Crop-dusting pilot finally decides it’s time to retire
LOUISVILLE — After 46 seasons of dive-bombing insects, weeds and fungi that threaten the livelihoods of area farmers, Pierre Smith is coming in for a landing.
Smith will be 73 this July, and has decided it’s time to retire from crop dusting, The Augusta Chronicle reported.
It’s a demanding career that every year costs several experienced pilots their lives.
Smith’s near half-century view from the cockpit has afforded him a unique perspective on both the profession and the evolution of farming in east central Georgia.
In his bumblebee-yellow Air Tractor, he circles his contracted field, scoping out hazards, towers, power lines, dead trees with their leafless limbs — harder to see and able to snatch a plane out of the sky.

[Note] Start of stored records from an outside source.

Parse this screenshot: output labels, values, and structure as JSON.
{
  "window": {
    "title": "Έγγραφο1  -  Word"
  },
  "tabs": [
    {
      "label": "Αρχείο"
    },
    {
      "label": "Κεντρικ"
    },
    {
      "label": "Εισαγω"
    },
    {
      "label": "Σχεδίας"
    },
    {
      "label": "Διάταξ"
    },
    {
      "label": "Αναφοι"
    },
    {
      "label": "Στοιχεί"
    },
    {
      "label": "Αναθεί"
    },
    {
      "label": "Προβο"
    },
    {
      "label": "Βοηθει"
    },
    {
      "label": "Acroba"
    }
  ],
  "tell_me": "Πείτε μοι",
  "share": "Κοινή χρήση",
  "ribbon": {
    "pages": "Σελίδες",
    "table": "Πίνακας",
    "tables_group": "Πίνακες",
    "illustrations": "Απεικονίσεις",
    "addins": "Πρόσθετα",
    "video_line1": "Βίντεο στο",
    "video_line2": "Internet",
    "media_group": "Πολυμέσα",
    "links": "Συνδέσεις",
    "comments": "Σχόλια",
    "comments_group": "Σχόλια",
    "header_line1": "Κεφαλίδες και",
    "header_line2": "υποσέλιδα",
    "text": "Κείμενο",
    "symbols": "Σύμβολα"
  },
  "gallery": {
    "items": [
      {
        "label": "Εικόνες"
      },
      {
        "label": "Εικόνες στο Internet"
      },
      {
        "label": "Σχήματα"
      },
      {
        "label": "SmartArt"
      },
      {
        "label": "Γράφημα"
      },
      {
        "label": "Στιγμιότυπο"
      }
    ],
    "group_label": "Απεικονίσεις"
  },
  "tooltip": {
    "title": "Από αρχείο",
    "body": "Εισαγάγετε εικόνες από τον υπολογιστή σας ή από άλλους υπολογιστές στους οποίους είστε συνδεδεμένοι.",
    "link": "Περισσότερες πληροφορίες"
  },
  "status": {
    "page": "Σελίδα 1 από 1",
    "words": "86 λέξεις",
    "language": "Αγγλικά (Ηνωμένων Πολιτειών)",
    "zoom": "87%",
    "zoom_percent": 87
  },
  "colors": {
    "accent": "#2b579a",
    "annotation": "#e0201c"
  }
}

“You’ve got to look for power lines, look for towers, dodge deer. They lay down in the rows and then jump up in front of you. Talk about (messing) your pants,” Smith said.
Smith guesses that he must have sprayed 1.5 million to 2 million acres, mostly within a 30-mile radius of his hangar at the Louisville airport. Louisville is about 45 miles southwest of Augusta.
Smith is proud of the fact that he has never wrecked an airplane and never gotten hurt in one. He’s known far too many other agriculture pilots who have not been as fortunate.